Bozulmuş refleksleri izlemek için kullanılabilecek nörolojik muayeneye dikkat çekilir. Bu belirti, bir sinir sıkışması veya hasarı sonucu olabilir

MRI, X-ışını, miyelogram ve diğer yöntemleri kullanarak hastalığı teşhis edin

Yaygın osteokondrozu teşhis etmek için kullanılan araçlar şunlardır:

  1. İki projeksiyonda tüm omurganın röntgeni.
  2. Bağları ve sinir dokusunu değerlendirmek için MRI.
  3. Sinir uyarılarının iletimini kontrol etmek için elektrofizyolojik çalışma.

Radyografi, kemik büyümelerinin - osteofitlerin, spinal kanalın daralmasının ve skolyoz gibi osteokondrozun bir sonucu olan diğer hastalıkların varlığının belirlenmesinde etkilidir.

Bilgisayarlı tomografi, MRI ile de kullanılabilir.
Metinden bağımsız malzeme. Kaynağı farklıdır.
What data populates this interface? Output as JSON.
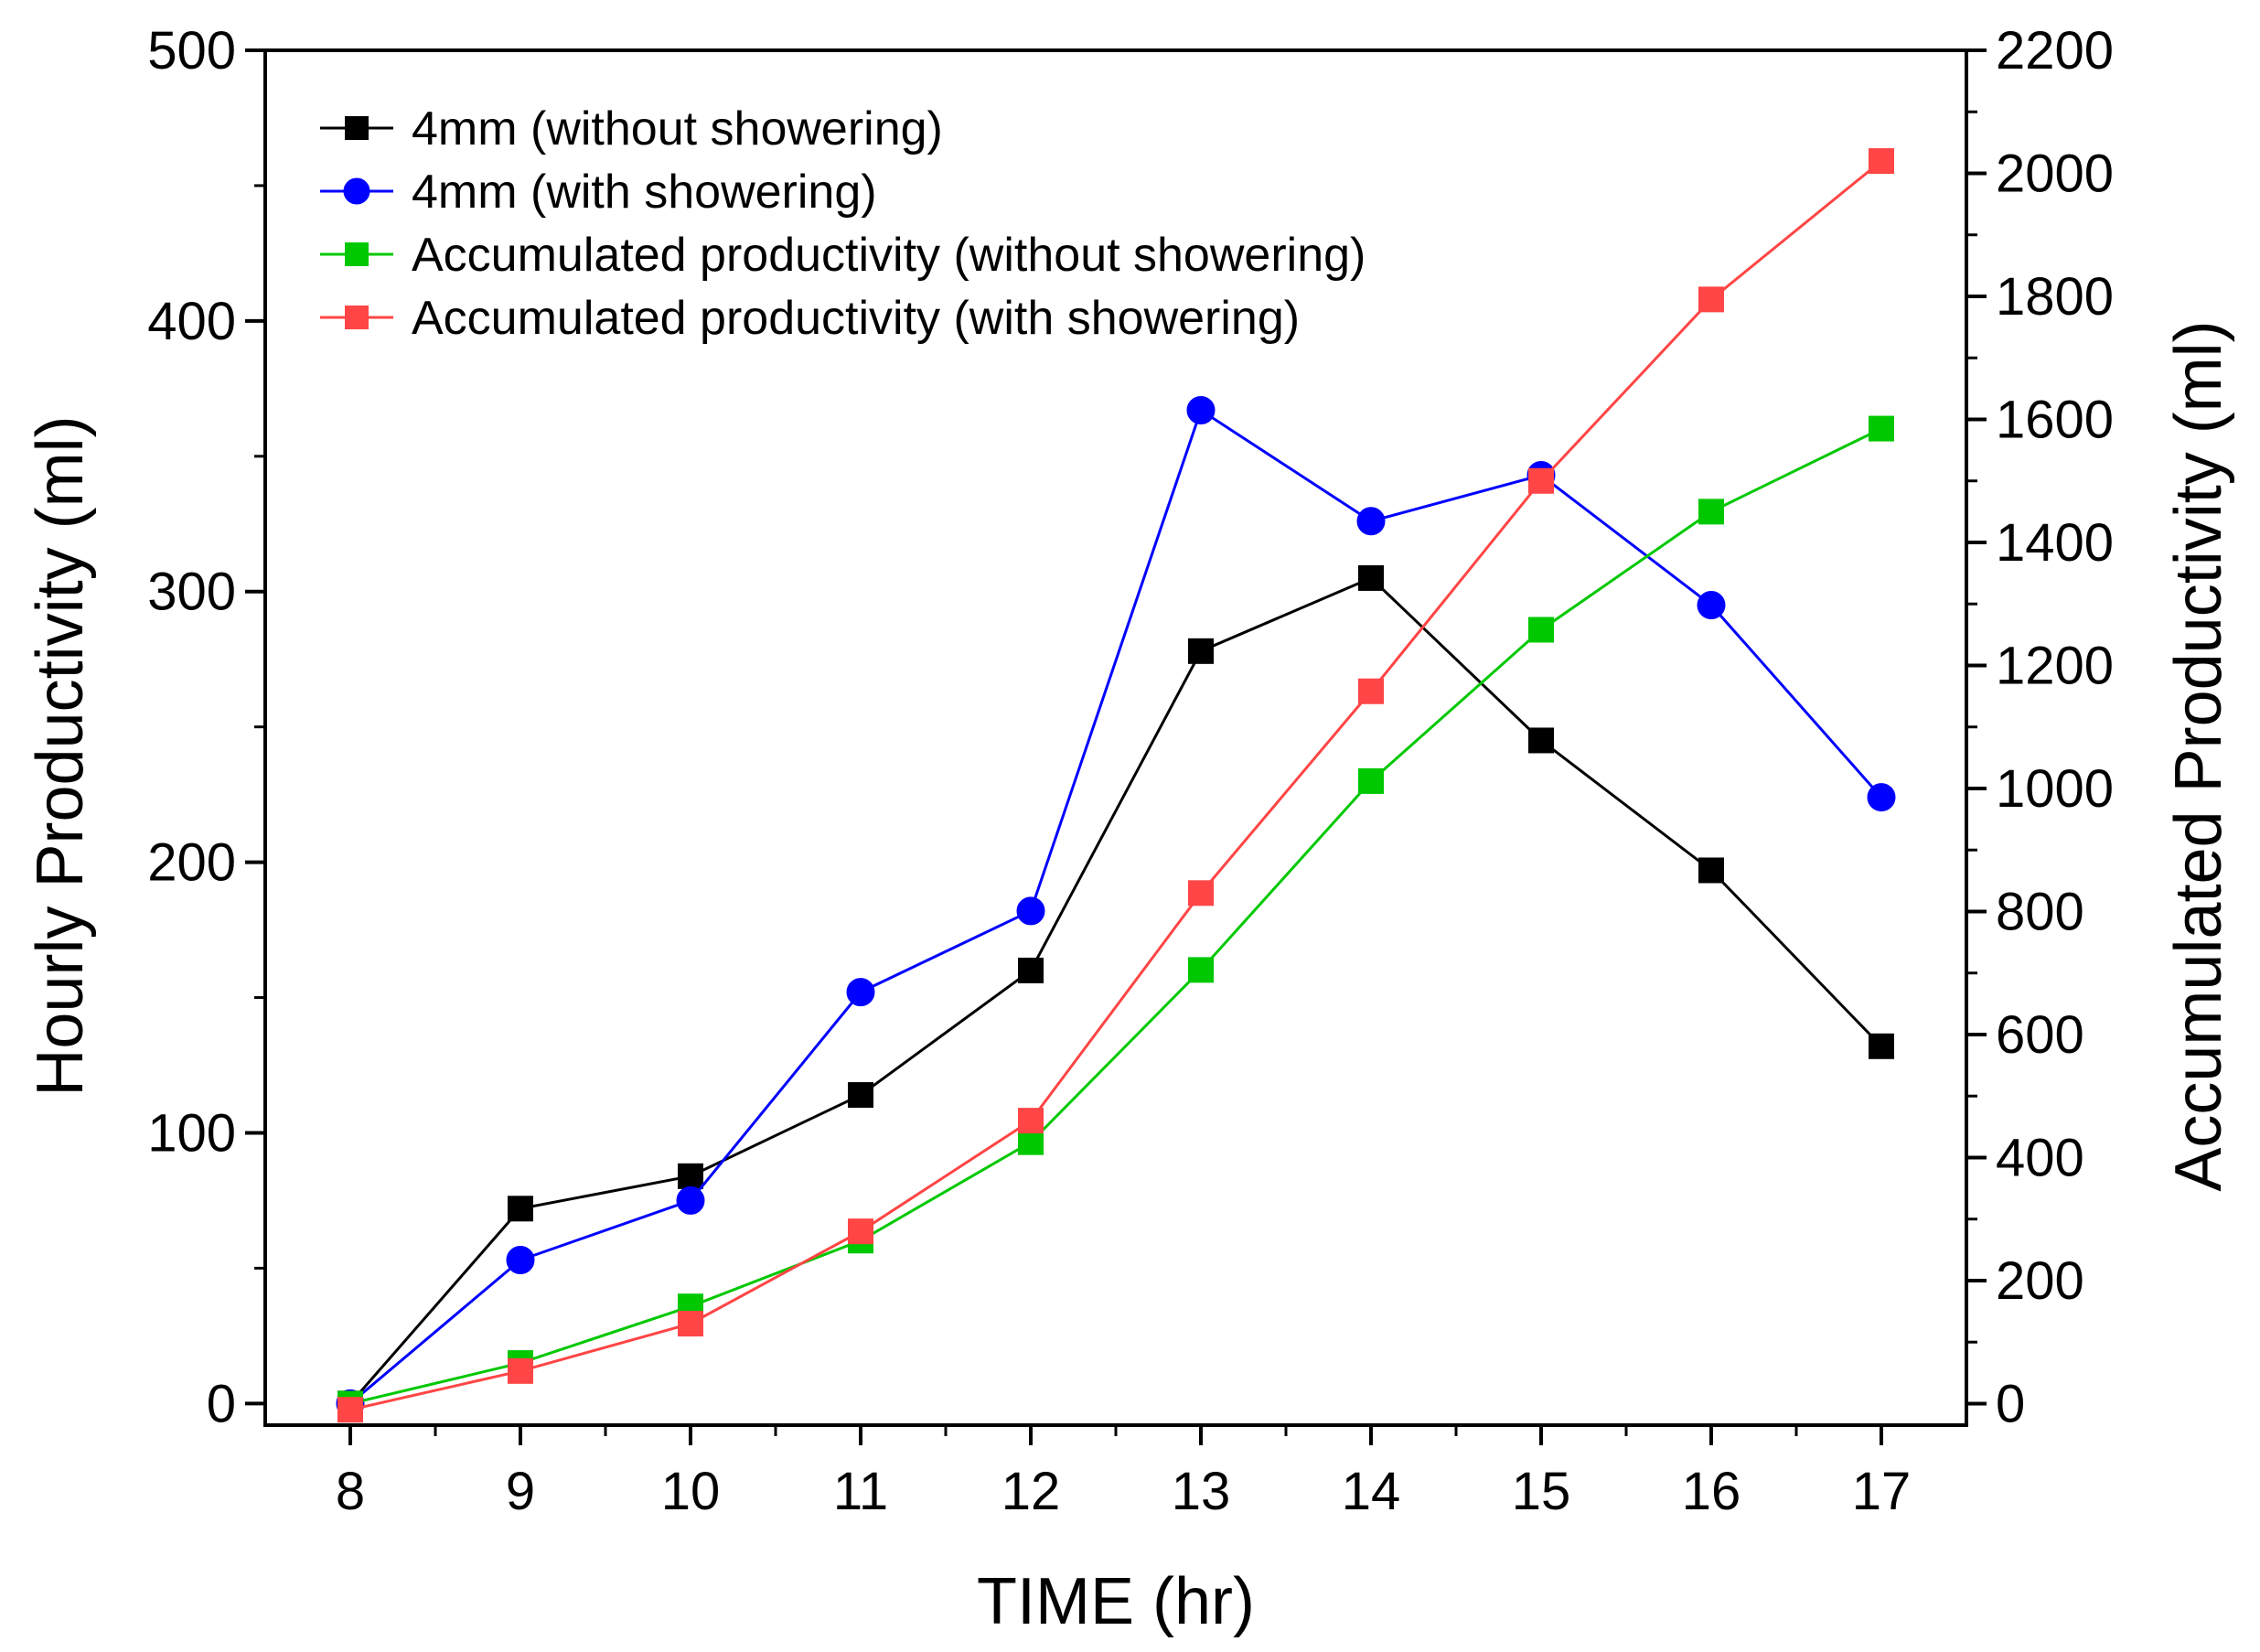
{
  "chart_data": {
    "type": "line",
    "title": "",
    "xlabel": "TIME (hr)",
    "ylabel": "Hourly Productivity (ml)",
    "y2label": "Accumulated Productivity (ml)",
    "x": [
      8,
      9,
      10,
      11,
      12,
      13,
      14,
      15,
      16,
      17
    ],
    "xticks": [
      "8",
      "9",
      "10",
      "11",
      "12",
      "13",
      "14",
      "15",
      "16",
      "17"
    ],
    "xlim": [
      7.5,
      17.5
    ],
    "ylim": [
      -8,
      500
    ],
    "y2lim": [
      -35,
      2200
    ],
    "yticks": [
      "0",
      "100",
      "200",
      "300",
      "400",
      "500"
    ],
    "y2ticks": [
      "0",
      "200",
      "400",
      "600",
      "800",
      "1000",
      "1200",
      "1400",
      "1600",
      "1800",
      "2000",
      "2200"
    ],
    "legend_position": "top-left",
    "series": [
      {
        "name": "4mm (without showering)",
        "axis": "left",
        "color": "#000000",
        "marker": "square",
        "values": [
          0,
          72,
          84,
          114,
          160,
          278,
          305,
          245,
          197,
          132
        ]
      },
      {
        "name": "4mm (with showering)",
        "axis": "left",
        "color": "#0000ff",
        "marker": "circle",
        "values": [
          0,
          53,
          75,
          152,
          182,
          367,
          326,
          343,
          295,
          224
        ]
      },
      {
        "name": "Accumulated productivity (without showering)",
        "axis": "right",
        "color": "#00c800",
        "marker": "square",
        "values": [
          0,
          66,
          158,
          265,
          425,
          705,
          1012,
          1258,
          1450,
          1585
        ]
      },
      {
        "name": "Accumulated productivity (with showering)",
        "axis": "right",
        "color": "#ff4545",
        "marker": "square",
        "values": [
          -10,
          53,
          130,
          280,
          460,
          830,
          1158,
          1500,
          1795,
          2020
        ]
      }
    ]
  }
}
BT, mahmuzlarla sinirlerin sıkışmasının derecesini belirleyebilir.

Yaygın çok parçalı osteokondroz tanısı, omurların harabiyetine neden olan diğer patolojiler (örneğin, tüberküloz) dışlanmışsa ve bir veya birçok bölümün birkaç bölümü etkilenmişse yapılır.

Ek tanılama yöntemleri vardır. Bunlar şunları içerir:

  1. Kemik taraması.
  2. Diskografi.
  3. Myelogram.

Kemik taramaları, osteoartrit, kırıklar veya enfeksiyonlar gibi rahatsızlıkları tespit edebilir. Bu yöntem bir radyonüklid yöntemidir ve ayırıcı tanı ve olası komplikasyonları belirlemek için uygundur.
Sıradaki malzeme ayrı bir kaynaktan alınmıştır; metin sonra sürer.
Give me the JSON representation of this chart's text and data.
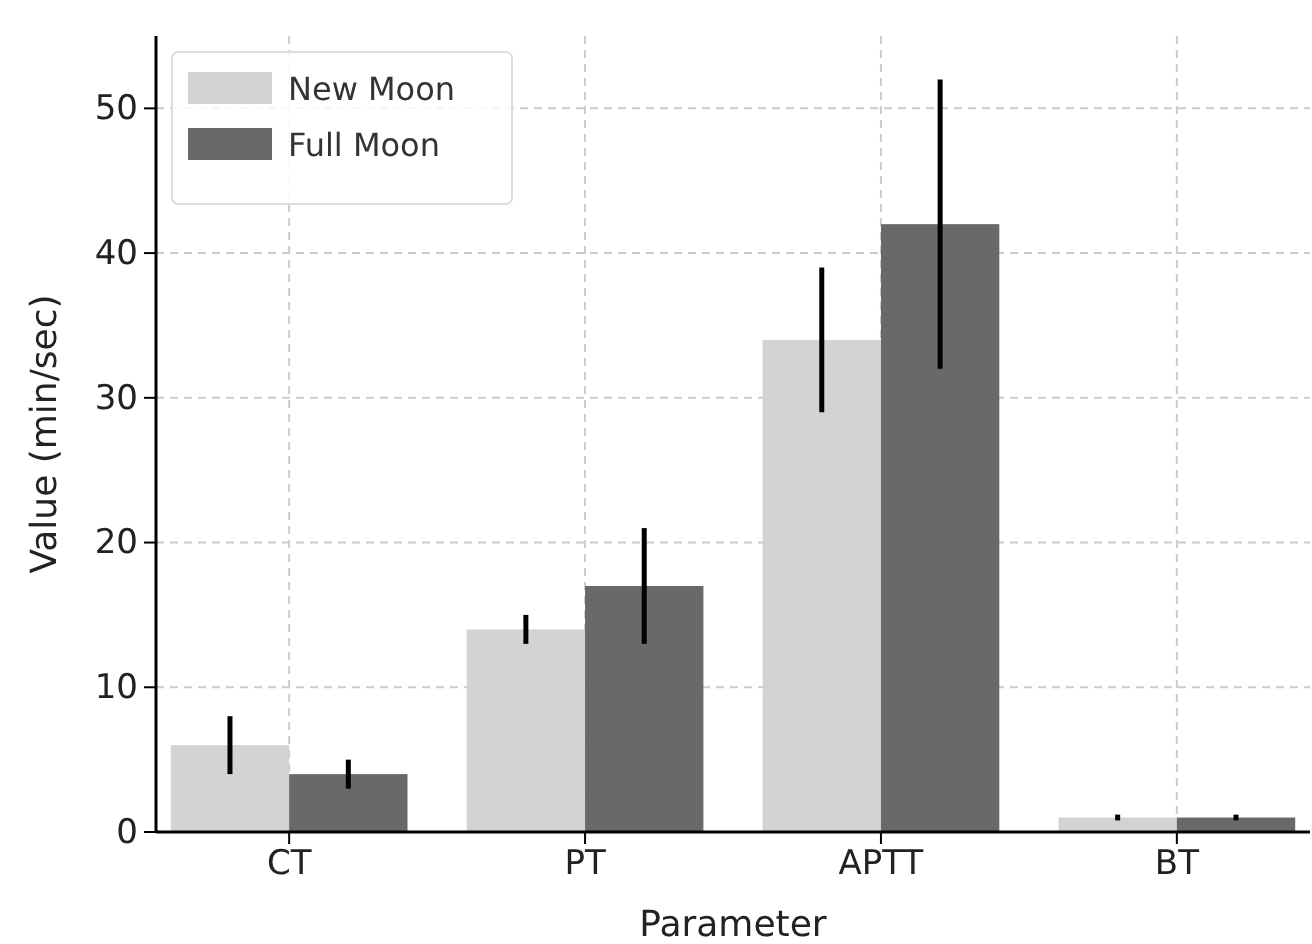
{
  "chart_data": {
    "type": "bar",
    "xlabel": "Parameter",
    "ylabel": "Value (min/sec)",
    "categories": [
      "CT",
      "PT",
      "APTT",
      "BT"
    ],
    "series": [
      {
        "name": "New Moon",
        "color": "#d3d3d3",
        "values": [
          6,
          14,
          34,
          1
        ],
        "errors": [
          2,
          1,
          5,
          0.2
        ]
      },
      {
        "name": "Full Moon",
        "color": "#696969",
        "values": [
          4,
          17,
          42,
          1
        ],
        "errors": [
          1,
          4,
          10,
          0.2
        ]
      }
    ],
    "ylim": [
      0,
      55
    ],
    "yticks": [
      0,
      10,
      20,
      30,
      40,
      50
    ],
    "grid": true,
    "legend": "top left"
  }
}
Diskografi yapılırken, intervertebral diskin jelatinimsi (pulpöz) çekirdeğine bir kontrast madde enjekte edilir. Bu yöntem fıtıklaşmış bir diskin varlığını tespit etmede etkilidir.

Miyelogram da bir kontrast çalışma yöntemidir. Kontrast, spinal kanala enjekte edilir ve resim, X-ışını veya CT kullanılarak kaydedilir. Bu yöntemi kullanarak vertebral kakaonun durumunu, daralma ve sıkma varlığını belirleyebilirsiniz.